On the Internet pages of the Finnish society of veterans Veteraanien perintö huntsman Kulmala Lauri (Lauri Kulmala) describes the day 26 November 1939, when the sound of gunfire in Mainile heard on the Finnish side.
He Kulmala at the time the post was not. About the incident he told the corporal Toivo Hanninen (Toivo Hänninen) and the huntsman unto Sundwall (Unto Sundvall).
“At 13:00 in our location arrived huntsman Sundwall, working guy, which was charged with monitoring appeared on the field Mainly craters, which he, being under the influence, called “devil’s holes”. Later historians would call them “shots in Mainila” or “Manilskom incident,” says Kulmala in his article, which was published in the magazine Suomen Kuvalehti in 1964.
The closest observation point of the Finns was a lookout tower in the town of Amerikka, a kilometer from the field Mainly. The visibility that day was bad due to the fact that it rained with snow, but not so bad that it was impossible to discern important details.

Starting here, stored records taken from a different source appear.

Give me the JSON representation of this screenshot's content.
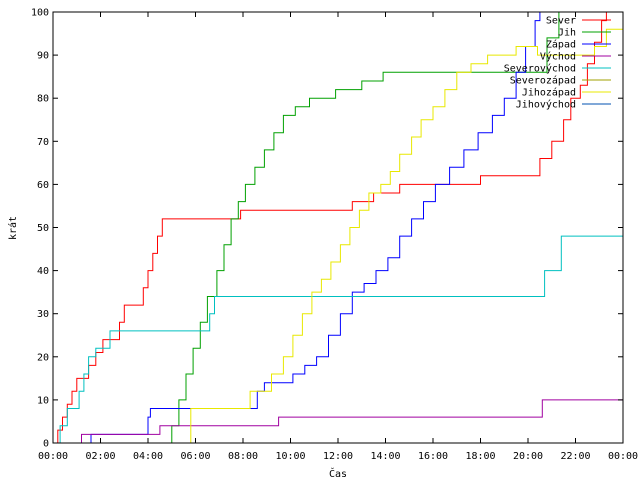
{
  "chart_data": {
    "type": "line",
    "step": true,
    "xlabel": "Čas",
    "ylabel": "krát",
    "xlim": [
      0,
      24
    ],
    "ylim": [
      0,
      100
    ],
    "x_ticks": [
      {
        "v": 0,
        "label": "00:00"
      },
      {
        "v": 2,
        "label": "02:00"
      },
      {
        "v": 4,
        "label": "04:00"
      },
      {
        "v": 6,
        "label": "06:00"
      },
      {
        "v": 8,
        "label": "08:00"
      },
      {
        "v": 10,
        "label": "10:00"
      },
      {
        "v": 12,
        "label": "12:00"
      },
      {
        "v": 14,
        "label": "14:00"
      },
      {
        "v": 16,
        "label": "16:00"
      },
      {
        "v": 18,
        "label": "18:00"
      },
      {
        "v": 20,
        "label": "20:00"
      },
      {
        "v": 22,
        "label": "22:00"
      },
      {
        "v": 24,
        "label": "00:00"
      }
    ],
    "y_ticks": [
      {
        "v": 0,
        "label": "0"
      },
      {
        "v": 10,
        "label": "10"
      },
      {
        "v": 20,
        "label": "20"
      },
      {
        "v": 30,
        "label": "30"
      },
      {
        "v": 40,
        "label": "40"
      },
      {
        "v": 50,
        "label": "50"
      },
      {
        "v": 60,
        "label": "60"
      },
      {
        "v": 70,
        "label": "70"
      },
      {
        "v": 80,
        "label": "80"
      },
      {
        "v": 90,
        "label": "90"
      },
      {
        "v": 100,
        "label": "100"
      }
    ],
    "grid": false,
    "legend_position": "top-right",
    "series": [
      {
        "name": "Sever",
        "color": "#ff0000",
        "points": [
          [
            0,
            0
          ],
          [
            0.2,
            3
          ],
          [
            0.4,
            6
          ],
          [
            0.6,
            9
          ],
          [
            0.8,
            12
          ],
          [
            1.0,
            15
          ],
          [
            1.5,
            18
          ],
          [
            1.8,
            21
          ],
          [
            2.1,
            24
          ],
          [
            2.8,
            28
          ],
          [
            3.0,
            32
          ],
          [
            3.8,
            36
          ],
          [
            4.0,
            40
          ],
          [
            4.2,
            44
          ],
          [
            4.4,
            48
          ],
          [
            4.6,
            52
          ],
          [
            7.9,
            54
          ],
          [
            12.6,
            56
          ],
          [
            13.5,
            58
          ],
          [
            14.6,
            60
          ],
          [
            18.0,
            62
          ],
          [
            20.5,
            66
          ],
          [
            21.0,
            70
          ],
          [
            21.5,
            75
          ],
          [
            21.8,
            80
          ],
          [
            22.2,
            83
          ],
          [
            22.5,
            88
          ],
          [
            22.8,
            93
          ],
          [
            23.1,
            98
          ],
          [
            23.3,
            100
          ]
        ]
      },
      {
        "name": "Jih",
        "color": "#00a000",
        "points": [
          [
            0,
            0
          ],
          [
            5.0,
            4
          ],
          [
            5.3,
            10
          ],
          [
            5.6,
            16
          ],
          [
            5.9,
            22
          ],
          [
            6.2,
            28
          ],
          [
            6.5,
            34
          ],
          [
            6.9,
            40
          ],
          [
            7.2,
            46
          ],
          [
            7.5,
            52
          ],
          [
            7.8,
            56
          ],
          [
            8.1,
            60
          ],
          [
            8.5,
            64
          ],
          [
            8.9,
            68
          ],
          [
            9.3,
            72
          ],
          [
            9.7,
            76
          ],
          [
            10.2,
            78
          ],
          [
            10.8,
            80
          ],
          [
            11.9,
            82
          ],
          [
            13.0,
            84
          ],
          [
            13.9,
            86
          ],
          [
            20.0,
            86
          ],
          [
            20.8,
            94
          ],
          [
            21.3,
            100
          ]
        ]
      },
      {
        "name": "Západ",
        "color": "#0000ff",
        "points": [
          [
            0,
            0
          ],
          [
            1.3,
            0
          ],
          [
            1.6,
            2
          ],
          [
            2.5,
            2
          ],
          [
            4.0,
            6
          ],
          [
            4.1,
            8
          ],
          [
            5.9,
            8
          ],
          [
            8.6,
            12
          ],
          [
            8.9,
            14
          ],
          [
            10.1,
            16
          ],
          [
            10.6,
            18
          ],
          [
            11.1,
            20
          ],
          [
            11.6,
            25
          ],
          [
            12.1,
            30
          ],
          [
            12.6,
            35
          ],
          [
            13.1,
            37
          ],
          [
            13.6,
            40
          ],
          [
            14.1,
            43
          ],
          [
            14.6,
            48
          ],
          [
            15.1,
            52
          ],
          [
            15.6,
            56
          ],
          [
            16.1,
            60
          ],
          [
            16.7,
            64
          ],
          [
            17.3,
            68
          ],
          [
            17.9,
            72
          ],
          [
            18.5,
            76
          ],
          [
            19.0,
            80
          ],
          [
            19.5,
            86
          ],
          [
            19.9,
            92
          ],
          [
            20.3,
            98
          ],
          [
            20.5,
            100
          ]
        ]
      },
      {
        "name": "Východ",
        "color": "#a000a0",
        "points": [
          [
            0,
            0
          ],
          [
            1.2,
            2
          ],
          [
            4.2,
            2
          ],
          [
            4.5,
            4
          ],
          [
            9.3,
            4
          ],
          [
            9.5,
            6
          ],
          [
            20.4,
            6
          ],
          [
            20.6,
            10
          ],
          [
            24,
            10
          ]
        ]
      },
      {
        "name": "Severovýchod",
        "color": "#00c0c0",
        "points": [
          [
            0,
            0
          ],
          [
            0.3,
            4
          ],
          [
            0.6,
            8
          ],
          [
            1.1,
            12
          ],
          [
            1.3,
            16
          ],
          [
            1.5,
            20
          ],
          [
            1.8,
            22
          ],
          [
            2.4,
            26
          ],
          [
            6.2,
            26
          ],
          [
            6.6,
            30
          ],
          [
            6.8,
            34
          ],
          [
            20.4,
            34
          ],
          [
            20.7,
            40
          ],
          [
            21.4,
            48
          ],
          [
            24,
            48
          ]
        ]
      },
      {
        "name": "Severozápad",
        "color": "#a0a000",
        "points": [
          [
            0,
            0
          ],
          [
            0,
            0
          ]
        ]
      },
      {
        "name": "Jihozápad",
        "color": "#e8e800",
        "points": [
          [
            0,
            0
          ],
          [
            5.6,
            0
          ],
          [
            5.8,
            8
          ],
          [
            7.8,
            8
          ],
          [
            8.3,
            12
          ],
          [
            9.2,
            16
          ],
          [
            9.7,
            20
          ],
          [
            10.1,
            25
          ],
          [
            10.5,
            30
          ],
          [
            10.9,
            35
          ],
          [
            11.3,
            38
          ],
          [
            11.7,
            42
          ],
          [
            12.1,
            46
          ],
          [
            12.5,
            50
          ],
          [
            12.9,
            54
          ],
          [
            13.3,
            58
          ],
          [
            13.8,
            60
          ],
          [
            14.2,
            63
          ],
          [
            14.6,
            67
          ],
          [
            15.1,
            71
          ],
          [
            15.5,
            75
          ],
          [
            16.0,
            78
          ],
          [
            16.5,
            82
          ],
          [
            17.0,
            86
          ],
          [
            17.6,
            88
          ],
          [
            18.3,
            90
          ],
          [
            19.5,
            92
          ],
          [
            20.4,
            90
          ],
          [
            21.2,
            90
          ],
          [
            22.0,
            90
          ],
          [
            22.8,
            92
          ],
          [
            23.3,
            96
          ],
          [
            24,
            96
          ]
        ]
      },
      {
        "name": "Jihovýchod",
        "color": "#0050b0",
        "points": [
          [
            0,
            0
          ],
          [
            0,
            0
          ]
        ]
      }
    ]
  }
}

At that stage, when the Finns was not yet known that the Soviet Union announced the availability of dead and wounded, the soldiers did not consider the incident unusual, although he reported that they heard the sounds of exploding shells. Later Sundwall described that he had also seen some erratic movement in close proximity to the funnels.
“On the edge of the craters were people and looked at them. Or just peed!”
On the Finnish side knew that the Soviet soldiers carried out military exercises in the morning nearby. The Finns had a strict prohibition on opening fire, which is clearly observed because of the danger to be under a military Tribunal.
First, in Finland, thought that perhaps we are talking about some accident that happened on the teachings of the red army, but the Finnish soldiers immediately began to doubt it.
“On the hill Amerikka a distance of 800 metres, they would get a good look at the bodies of the dead and wounded from the craters, or at least as they are transported from the place of the burst of a shell, if the tragedy really happened, as mentioned in the note,” — emphasizes the huntsman Kulmala in his memoirs.
Finland replied to the note of Vyacheslav Molotov, on 27 November, and the Ambassador of Finland in Moscow Aarno yrjö-Koskinen (Aarno Ilpo-Koskinen) fully rejected the claims of the Soviet Union:
“In connection with the alleged violation of the Finnish government to urgently made a proper investigation. It was found that the cannon shots mentioned in Your letter, was not made with Finnish side”.
On 28 November, the Soviet Union sent a sharp response the note, which reported that he was forced to withdraw from the Pact. Denying his guilt in the shots in the village Mainila, Finland, in Moscow’s view, “demonstrated hostility towards the Soviet Union” that entailed sacrifice, and introduced public opinion astray. Then it became clear that this is not just words.
The red army opened artillery fire on 30 November at 06:50.